Saturday, October 12, 2013

Stages of grief... anger stage

They say there are stages of grief and I think I have hit the anger stage.  I seem to be angry a lot, angry at the fact that I have no hair, angry that I feel so sluggish, angry that I have to wear a sleeve EVERY TIME I shower, angry that I have a tube sticking out of my arm, angry that I have no boobs, angry that I can't sleep at night, angry that I can't taste ANYTHING I eat, angry that I can't workout, angry that.... Just angry!  I had a dream the other day that I just said enough, I'm done with Chemo!  I don't want to do this anymore.  I don't want to sit and have poison pumped into me, poison so strong you can only have it done 4 times in your lifetime and I am getting all 4 treatments done in 8 weeks.  I am only 2 treatments in and still have 14 to go, this is not good!  I was so mad the whole drive home from Utah.  We had to leave 2 days early because I was feeling so bad!  I couldn't even focus enough to do an update.  I HATE THIS AND I AM ANGRY ABOUT IT!!!!!

We were having a good time and I just thought that I was tired but it was much more than that.  I couldn't even walk across the room without feeling like I was going to pass out.  The altitude was really effecting me and I never even thought that would be an issue.  I went to get my dressing changed and the doctor there confirmed what I thought it was, the altitude and it was not good.  My oxygen level was low but not alarming and my blood pressure was a little low but I always have low blood pressure.  I had to get out of there.  We were able to do most of all we had planned, horseback riding, apple picking, shopping, visiting the U, spending time with family and just hanging out.  The leaves were all changing and it was beautiful!  What we were not able to do is the one thing we were there for, the football game.  WOW what a game!!!  I love it when Utah does what no one thinks they can.

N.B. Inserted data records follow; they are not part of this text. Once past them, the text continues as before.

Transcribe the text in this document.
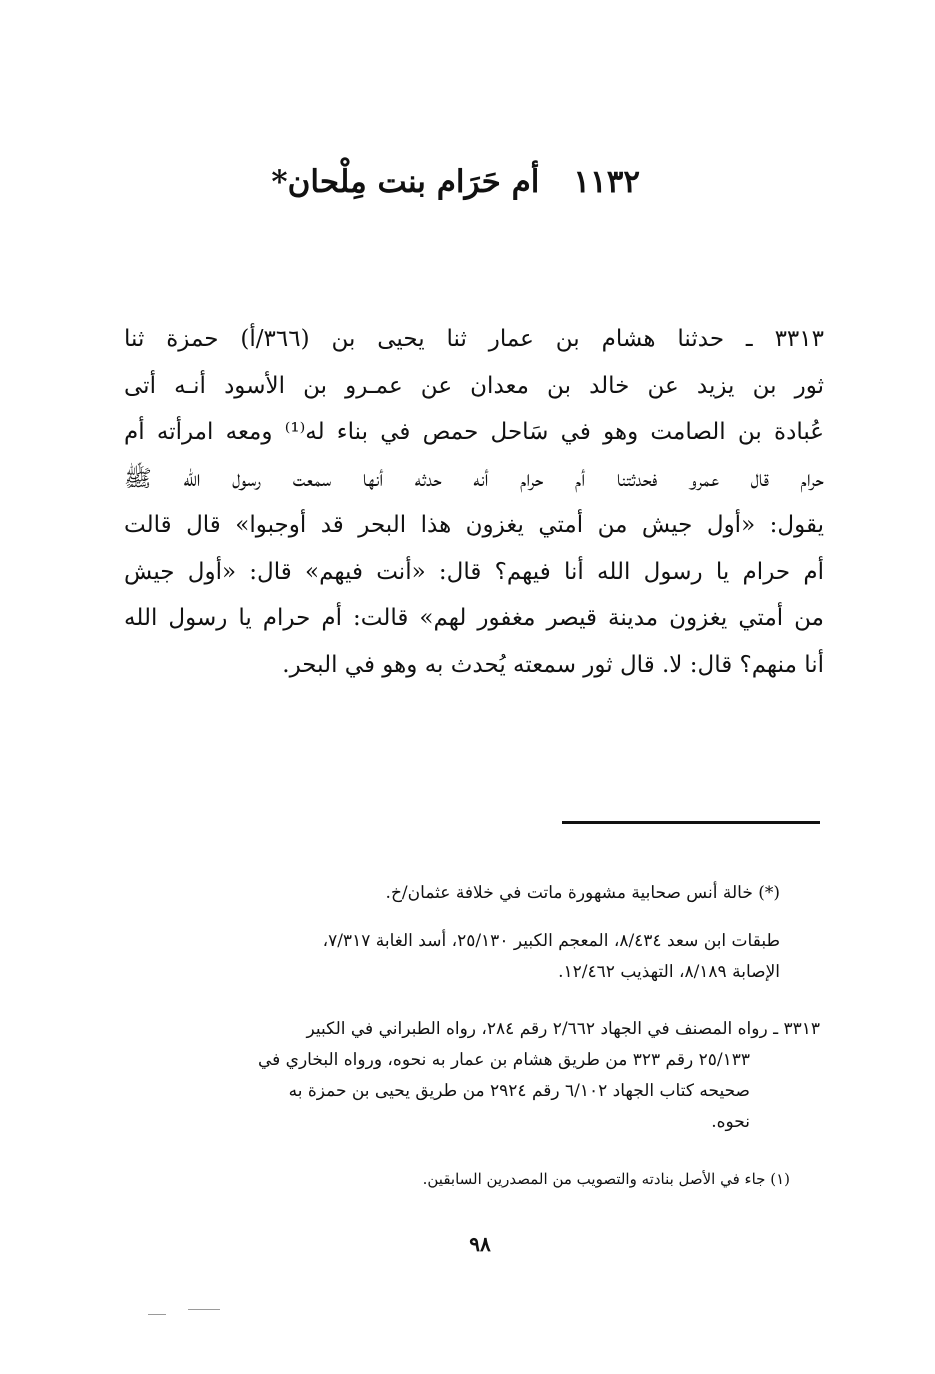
١١٣٢أم حَرَام بنت مِلْحان*
٣٣١٣ ـ حدثنا هشام بن عمار ثنا يحيى بن (٣٦٦/أ) حمزة ثنا
ثور بن يزيد عن خالد بن معدان عن عمـرو بن الأسود أنـه أتى
عُبادة بن الصامت وهو في سَاحل حمص في بناء له⁽¹⁾ ومعه امرأته أم
حرام قال عمرو فحدثتنا أم حرام أنه حدثه أنها سمعت رسول الله ﷺ
يقول: «أول جيش من أمتي يغزون هذا البحر قد أوجبوا» قال قالت
أم حرام يا رسول الله أنا فيهم؟ قال: «أنت فيهم» قال: «أول جيش
من أمتي يغزون مدينة قيصر مغفور لهم» قالت: أم حرام يا رسول الله
أنا منهم؟ قال: لا. قال ثور سمعته يُحدث به وهو في البحر.
(*) خالة أنس صحابية مشهورة ماتت في خلافة عثمان/خ.
طبقات ابن سعد ٨/٤٣٤، المعجم الكبير ٢٥/١٣٠، أسد الغابة ٧/٣١٧،
الإصابة ٨/١٨٩، التهذيب ١٢/٤٦٢.
٣٣١٣ ـ رواه المصنف في الجهاد ٢/٦٦٢ رقم ٢٨٤، رواه الطبراني في الكبير
٢٥/١٣٣ رقم ٣٢٣ من طريق هشام بن عمار به نحوه، ورواه البخاري في
صحيحه كتاب الجهاد ٦/١٠٢ رقم ٢٩٢٤ من طريق يحيى بن حمزة به
نحوه.
(١) جاء في الأصل بنادته والتصويب من المصدرين السابقين.
٩٨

Now that I am home I am feeling better everyday  I am can breathe easier and am not getting dizzy but am still tired.  I have been a little more worried about my hair, or lack of hair now that I am back to reality.  I did go to all the kids games today and wore my beanie. Next week could be tough because it is suppose to be 85 degrees plus and I don't think I could go without a bean.  I am getting better at not wearing a bean in the house but it is still very sensitive.  My hair is still really patchy but seems to still be coming out and I'm sure will be totally bald soon.  I now it is going to be this way for the next 5 months or so but I don't think I will ever get used to it.  I know for sure I will never like it.

I hope you all are well and as always love to you all!